Never Bore a Recruiter Again: 5 Tricks to Take Your Resume From Blah to Bold

Once you’ve gotten your resume organized perfectly and through the applicant tracking system to the recruiter, how can you take your resume to the next level and ensure it actually gets read?

You make it stand out.

Every day, recruiters review hundreds of resumes for a single position that are simply bland, tasteless and dry, leaving them feeling like their pursuits for finding their ideal candidate are hopeless. If you’re thinking about a recent dish you tried at a local restaurant right now, that’s exactly where we’re going with this when we say most resumes lack that original flavor.

Fortunately, your resume doesn’t have to be compared to that lifeless appetizer you sent back to the kitchen.

If you really want to make a bold first impression with your resume, you’ll need to follow these steps to ensure you stand out among the crowd of other hopeful candidates:

1. Avoid generic words.

When describing your position’s responsibilities, be as specific as possible and try your best to avoid using terms like ‘various’ and ‘others’. Practice being precise by listing the exact project you worked on or the distinct outcomes of a major campaign your team executed.

Also, try to outline your responsibilities in the first few sentences with a general summary if possible – then break down your responsibilities in more detail.

2. Keep it short and sweet.

Recruiters go through a ton of resumes in a day, so make sure you get to the point as quickly as possible. Be sure to describe the technical tools and any management responsibilities, etc. under the appropriate position.

3. But, be descriptive!

This may seem like a contradiction, but don’t assume that whoever is reading your resume can fill in the blanks and automatically imagine the tools and technologies you used and the operations you performed in your position.

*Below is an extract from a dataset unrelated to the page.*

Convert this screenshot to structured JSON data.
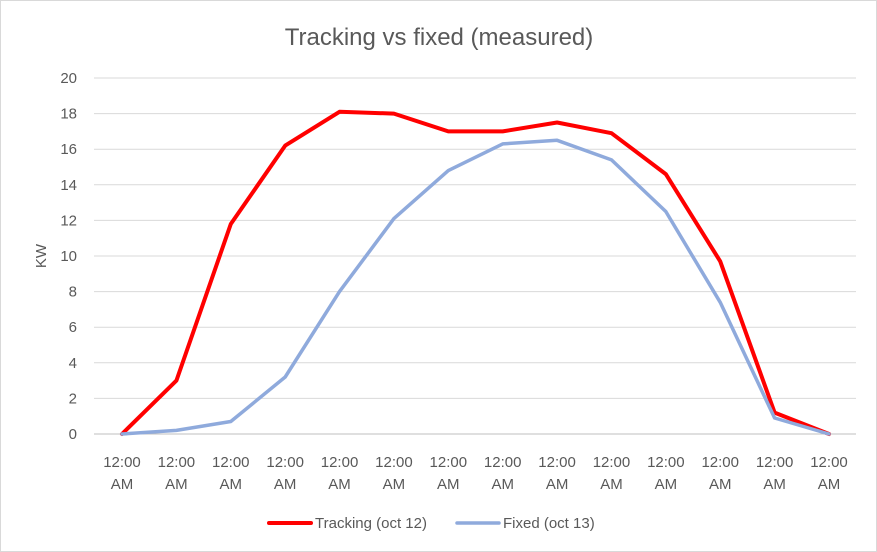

 4. Remember your grammar and formatting.

Change your descriptions from present tense to past tense. For example, ‘contributing’ would be ‘contributed’, ‘managing’ would be ‘managed’ and so on.

 5. Be bold.

When you’re applying for a specific job, read the job description and look for keywords. Now look at your resume, find matching keywords from the job description and bold them.

When a recruiter is reviewing your resume, their eyes will naturally wander to the bold words or phrases in a big block of text. Bolding relevant phrases gives you the upper hand in distinguishing yourself on paper.

But remember: If you bold unnecessary words and text without a valid  reason, the bolding will lose all value. Use it wisely!